Two games into his varsity baseball coaching career, John Hao is looking for his first win. On Friday, his Castle Knights were given a five-inning, mercy-rule 11-0 thumping at home by No. 6 Kailua.
How Hao — the school’s football coach — got to be the head man in baseball is a different story altogether. Rocky Fraticelli, who was the baseball head coach since 2012, resigned from that post March 2 and the rest of his staff went with him. Laynie Sueyasu, the school’s athletic director, scrambled to find a replacement and Hao offered to pinch hit. The former Saint Louis School and University of Hawaii standout quarterback played baseball with the Crusaders in high school and he’s been an assistant with his son’s youth baseball teams.
Fraticelli attended Wednesday’s loss and said that he resigned as coach and as assistant athletic director after his brother, volunteer assistant Duane Fraticelli, was relieved of his duties by the school administration. Rocky Fraticelli said no specific reason was given by Sueyasu for the releasing of his brother. An effort to reach Sueyasu after the game was unsuccessful.
“The decision was made without my consultation,” said Fraticelli, who added that he was told that several complaints about Duane Fraticelli were made by parents of players to the school administration but that he has not been given the reasons for the complaints.

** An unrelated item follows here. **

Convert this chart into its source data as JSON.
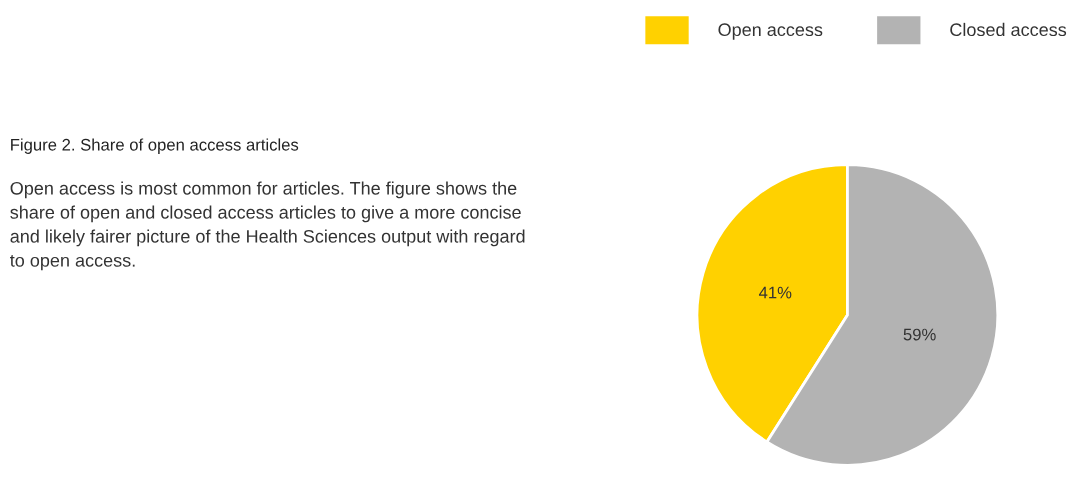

Hao, who was busy with spring weight-room football workouts, walked through the open door.
“I love baseball,” said Hao, who brought four of his football assistants with him to the dugout.
On Friday, the Surfriders (3-0) poured it on against the Knights (1-2), who opened the OIA season with a 4-2 win over Roosevelt on March 3 with Fraticelli — who agreed to coach one day after officially resigning — and then lost 9-0 to Kaiser in Hao’s first game Wednesday.

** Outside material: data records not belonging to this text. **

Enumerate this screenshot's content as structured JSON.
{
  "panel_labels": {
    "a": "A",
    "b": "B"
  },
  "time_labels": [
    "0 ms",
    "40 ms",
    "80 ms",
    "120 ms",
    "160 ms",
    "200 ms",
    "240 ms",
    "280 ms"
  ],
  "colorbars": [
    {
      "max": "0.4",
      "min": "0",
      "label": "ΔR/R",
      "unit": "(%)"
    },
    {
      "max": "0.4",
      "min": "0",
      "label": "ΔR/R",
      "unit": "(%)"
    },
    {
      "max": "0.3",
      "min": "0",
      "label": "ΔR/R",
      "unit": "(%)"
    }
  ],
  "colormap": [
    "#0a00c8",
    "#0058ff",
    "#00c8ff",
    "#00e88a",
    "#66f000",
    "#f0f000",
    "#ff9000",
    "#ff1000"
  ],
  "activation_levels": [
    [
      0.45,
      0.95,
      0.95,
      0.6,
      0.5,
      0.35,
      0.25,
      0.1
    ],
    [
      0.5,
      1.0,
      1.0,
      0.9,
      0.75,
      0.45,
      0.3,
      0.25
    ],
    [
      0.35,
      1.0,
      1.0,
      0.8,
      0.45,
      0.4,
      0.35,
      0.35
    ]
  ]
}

Kailua collected 13 hits off of two Castle pitchers, including Kalua Neves’ two-run homer to right that was well beyond the 325-foot sign. Neves’ shot was part of a six-run second inning for the Surfriders. With a triple in the third, Neves also started a two-run rally that made it 8-0.
“We’ve been working on his swing,” Kailua coach Corey Ishigo said. “He’s been working on it hard. He had an offspeed pitch that he can handle and he got all of it. Balls fly here, but that’s something that Kalua is capable of doing at any field. He’s just gotta square up the ball and that’s the damage he can do.”
Matthew Kaleiohi’s two-run single and Jalen Ah Yat’s sacrifice fly boosted the count to 11-0 in the top of the fifth. Both Kaleiohi and Ah Yat finished with three RBIs.
Pitchers Ryan Inouye and Dylan Kurahashi-Choy Foo combined on a one-hitter for Kailua. Jabe Kahawaii, who went two-plus innings, took the loss for the Knights.